JNU elections are no big deal, nor a great victory for freedom
There are 129 universities in India. Over 700 degree offering colleges. Huge brain power.
Against that canvas to assume that 'debate and dissent' is the prerogative of only Jawaharlal Nehru University is a conceit. Are we to conclude from the froth of excitement over the 'left front' wins at JNU and the shrill almost violent 'in your face' responses by those elected that the simultaneous success of the ABVP in Delhi University student elections is indicative that DUSU is populated by a bunch of retards and that the millions of students who attend colleges across the country have no clue about 'dissent and debate' and are brain dead.
That they are cerebral lambs to the slaughter and only the brave bastion of JNU has the courage to speak up about issues that might or might not be seen as anti-national or inappropriate. Chennai, Kolkata, Mumbai, Punjab, you name it, I am sure they would take on JNU in any debate on any issue with equal dexterity and skill, so let's not make this election result into something more than it actually is.
Would a university in the US on this morning of the fifteenth anniversary of 9/11 find it open-minded to 'discuss and debate' the other side of the coin and justify the attacks... after all , at JNU, or so we are constantly told, every story has two sides.
Would a JNU delegation go down to Mumbai and debate the plus side of the horrors of 26 November 2008 and stand up for their right to free speech and expression.
Of course, young people must debate and seek answers. But within the confines of your campus as part of your educational licence, for sure. Start colouring outside the lines then you have to contend with opposition to your romantic stances on issues you know nothing much about.
You haven't seen life yet or been knocked around by the caprice of fate. You guys don't even have to do national service. You are protected and sheltered and fed and you have a roof over your head and until you begin to work to earn to put food in your mouth you don't count for very much in the grand scheme of things. Nor, contrary to your opinion of yourselves, have you even begun to spell achievement.

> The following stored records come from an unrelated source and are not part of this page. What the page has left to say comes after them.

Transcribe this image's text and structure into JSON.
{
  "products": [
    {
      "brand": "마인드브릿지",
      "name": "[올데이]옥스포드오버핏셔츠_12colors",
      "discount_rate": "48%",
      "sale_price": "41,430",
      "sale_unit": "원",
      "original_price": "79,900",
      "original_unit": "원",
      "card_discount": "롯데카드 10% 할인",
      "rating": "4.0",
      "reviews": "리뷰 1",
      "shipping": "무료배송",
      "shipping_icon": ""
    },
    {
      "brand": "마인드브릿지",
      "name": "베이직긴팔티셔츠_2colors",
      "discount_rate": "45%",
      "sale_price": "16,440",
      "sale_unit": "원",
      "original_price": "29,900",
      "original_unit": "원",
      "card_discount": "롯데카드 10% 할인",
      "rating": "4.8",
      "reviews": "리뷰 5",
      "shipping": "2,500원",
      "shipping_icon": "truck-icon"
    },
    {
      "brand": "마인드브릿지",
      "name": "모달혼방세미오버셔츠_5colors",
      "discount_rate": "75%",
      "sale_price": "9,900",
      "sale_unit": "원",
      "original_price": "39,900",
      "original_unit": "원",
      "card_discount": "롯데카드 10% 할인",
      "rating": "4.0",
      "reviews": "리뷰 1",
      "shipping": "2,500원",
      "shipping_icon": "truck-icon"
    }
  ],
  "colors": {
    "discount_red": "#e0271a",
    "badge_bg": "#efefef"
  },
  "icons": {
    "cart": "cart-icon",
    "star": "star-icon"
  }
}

This election result is not a vindication, it is not any sort of reflection of the national mood and is certainly not to be seen as an indictment of other students in the nation who go to learn and get a job and be productive.

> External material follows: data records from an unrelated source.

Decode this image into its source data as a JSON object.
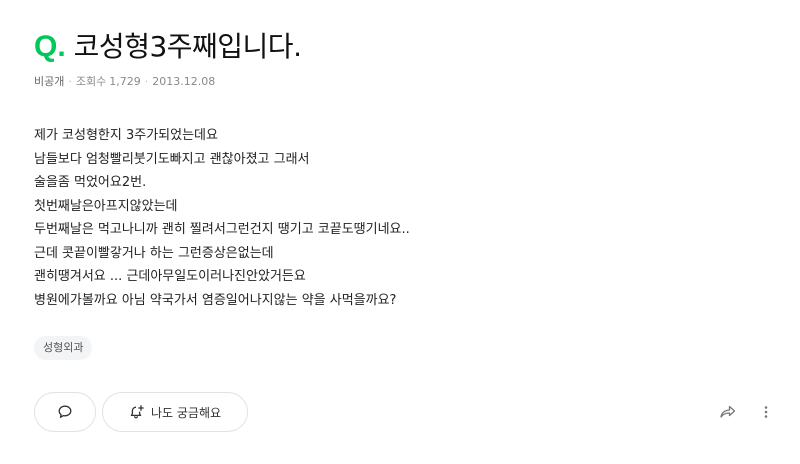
{
  "question": {
    "mark": "Q.",
    "title": "코성형3주째입니다.",
    "meta": {
      "privacy": "비공개",
      "views_label": "조회수",
      "views": "1,729",
      "date": "2013.12.08"
    },
    "body_lines": [
      " 제가 코성형한지 3주가되었는데요",
      "남들보다 엄청빨리붓기도빠지고 괜찮아졌고 그래서",
      "술을좀 먹었어요2번.",
      "첫번째날은아프지않았는데",
      "두번째날은 먹고나니까 괜히 찔려서그런건지 땡기고 코끝도땡기네요..",
      "근데 콧끝이빨갛거나 하는 그런증상은없는데",
      "괜히땡겨서요 ... 근데아무일도이러나진안았거든요",
      "병원에가볼까요 아님 약국가서 염증일어나지않는 약을 사먹을까요?"
    ],
    "tags": [
      "성형외과"
    ]
  },
  "actions": {
    "curious_label": "나도 궁금해요",
    "comment_icon": "speech-bubble-icon",
    "curious_icon": "bell-plus-icon",
    "share_icon": "share-icon",
    "more_icon": "more-vertical-icon"
  },
  "colors": {
    "accent": "#03c75a",
    "text": "#222222",
    "meta": "#8a8a8a",
    "tag_bg": "#f3f4f6"
  }
}
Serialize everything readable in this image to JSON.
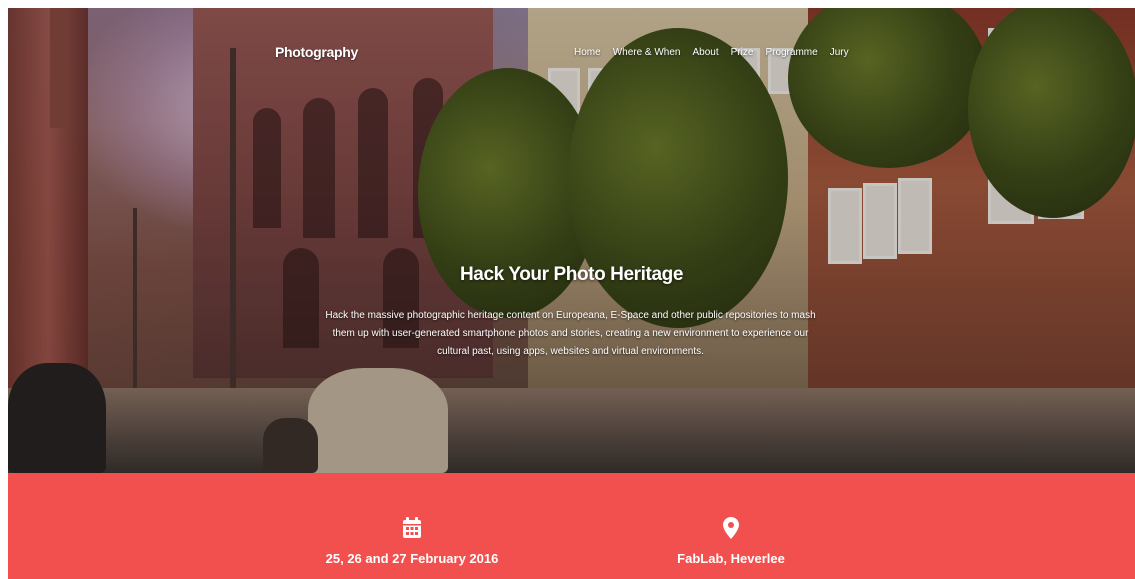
{
  "brand": "Photography",
  "nav": [
    "Home",
    "Where & When",
    "About",
    "Prize",
    "Programme",
    "Jury"
  ],
  "hero": {
    "title": "Hack Your Photo Heritage",
    "description": "Hack the massive photographic heritage content on Europeana, E-Space and other public repositories to mash them up with user-generated smartphone photos and stories, creating a new environment to experience our cultural past, using apps, websites and virtual environments."
  },
  "info": {
    "date": {
      "icon": "calendar-icon",
      "text": "25, 26 and 27 February 2016"
    },
    "location": {
      "icon": "map-marker-icon",
      "text": "FabLab, Heverlee"
    }
  },
  "colors": {
    "accent": "#f24f4f",
    "text": "#ffffff"
  }
}
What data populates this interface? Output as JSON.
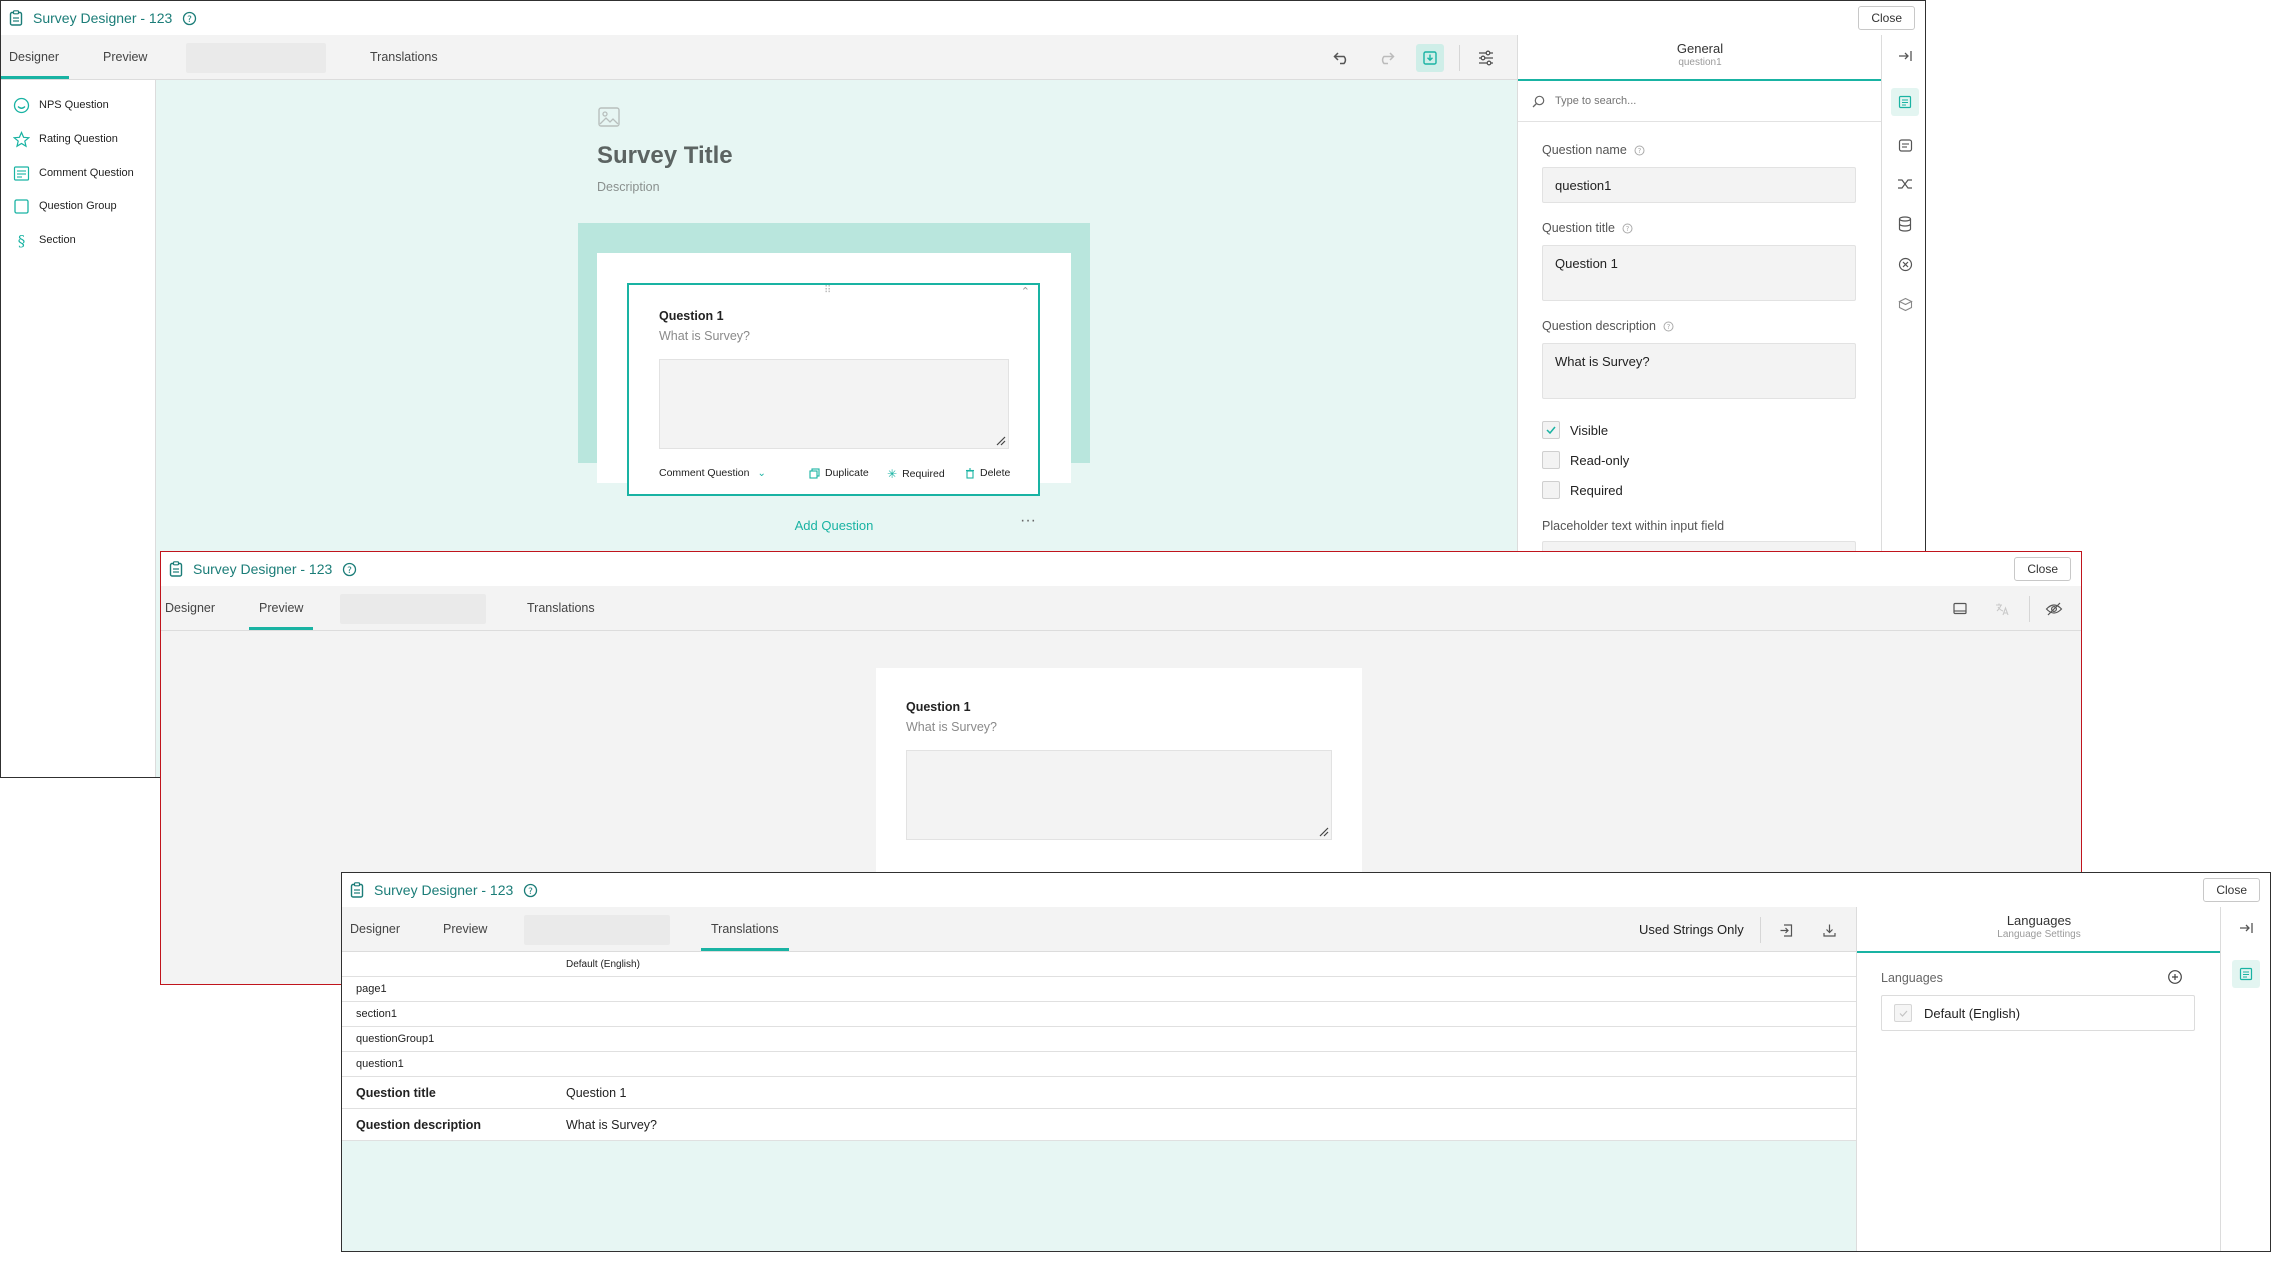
{
  "designer": {
    "title": "Survey Designer - 123",
    "close_label": "Close",
    "tabs": [
      "Designer",
      "Preview",
      "Translations"
    ],
    "toolbox": [
      "NPS Question",
      "Rating Question",
      "Comment Question",
      "Question Group",
      "Section"
    ],
    "survey_title": "Survey Title",
    "survey_description": "Description",
    "question": {
      "title": "Question 1",
      "description": "What is Survey?",
      "type_label": "Comment Question",
      "duplicate_label": "Duplicate",
      "required_label": "Required",
      "delete_label": "Delete"
    },
    "add_question_label": "Add Question",
    "more_label": "···",
    "panel": {
      "heading": "General",
      "subheading": "question1",
      "search_placeholder": "Type to search...",
      "question_name_label": "Question name",
      "question_name_value": "question1",
      "question_title_label": "Question title",
      "question_title_value": "Question 1",
      "question_description_label": "Question description",
      "question_description_value": "What is Survey?",
      "visible_label": "Visible",
      "readonly_label": "Read-only",
      "required_label": "Required",
      "placeholder_label": "Placeholder text within input field"
    }
  },
  "preview": {
    "title": "Survey Designer - 123",
    "close_label": "Close",
    "tabs": [
      "Designer",
      "Preview",
      "Translations"
    ],
    "question_title": "Question 1",
    "question_description": "What is Survey?"
  },
  "translations": {
    "title": "Survey Designer - 123",
    "close_label": "Close",
    "tabs": [
      "Designer",
      "Preview",
      "Translations"
    ],
    "used_strings_label": "Used Strings Only",
    "column_header": "Default (English)",
    "rows": [
      {
        "key": "page1",
        "value": ""
      },
      {
        "key": "section1",
        "value": ""
      },
      {
        "key": "questionGroup1",
        "value": ""
      },
      {
        "key": "question1",
        "value": ""
      },
      {
        "key": "Question title",
        "value": "Question 1"
      },
      {
        "key": "Question description",
        "value": "What is Survey?"
      }
    ],
    "panel": {
      "heading": "Languages",
      "subheading": "Language Settings",
      "languages_label": "Languages",
      "default_language": "Default (English)"
    }
  },
  "colors": {
    "accent": "#19b3a3",
    "title_text": "#1b7d78",
    "canvas_bg": "#e7f6f3",
    "page_frame": "#b9e6dd",
    "preview_border": "#c0141c"
  }
}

They know their parents are paying good money for an education and they respect that.
Free thinking, freewheeling JNU is so heavily subsidised there seems to a whiff of arrogance in the air as if this educational sojourn was an entitlement, these boys and girls given a benediction because they have been forged in a different crucible.
And that is not true.
I wonder what would happen if the subsidies were brought on par with the rest of the country. You can still be free to 'debate and dissent' and be leftist in a world that has lost interest in the Stalin-Lenin-Mao trinity and its teachings but at least Mum and Dad would have to pay top whack for it.
As someone who cleared college fifty years ago, I still haven't understood the point of the subsidy.

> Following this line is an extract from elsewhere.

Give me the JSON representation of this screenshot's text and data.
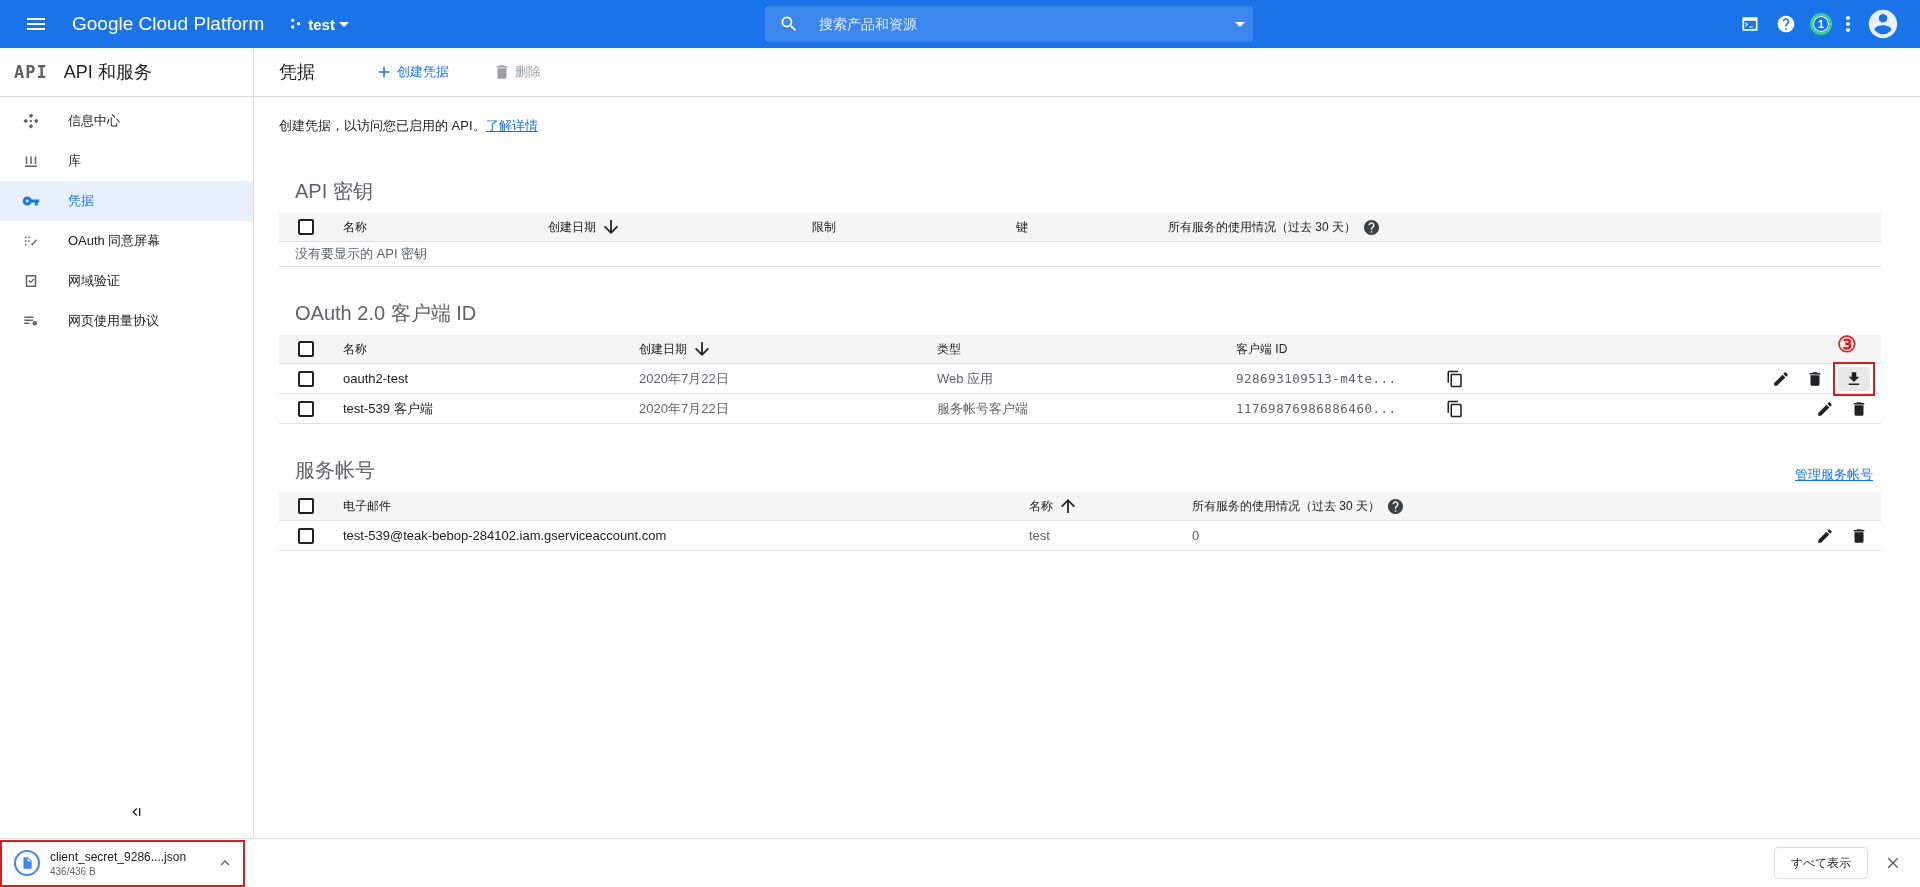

I know Indira Gandhi probably okayed the project to lock up all the noisy leftists troublemakers and give them a steam room and spa cleverly camouflaged as the core of academia but hasn't all this 'free thinking' stuff become a bit obsolete what with a hundred thousand new bloggers every day and all of us ready and willing to debate and dissent.
In fact, if anything is showing a spike beside the price of commodities it is debate and dissent.
So, enjoy your victory but don't see it as a great blow for freedom. It is what it is... simply a campus election...and it really shouldn't be politically fuelled in the first place.
There is no merit in that. Don't lean to the left or the right, stand up straight. Try it.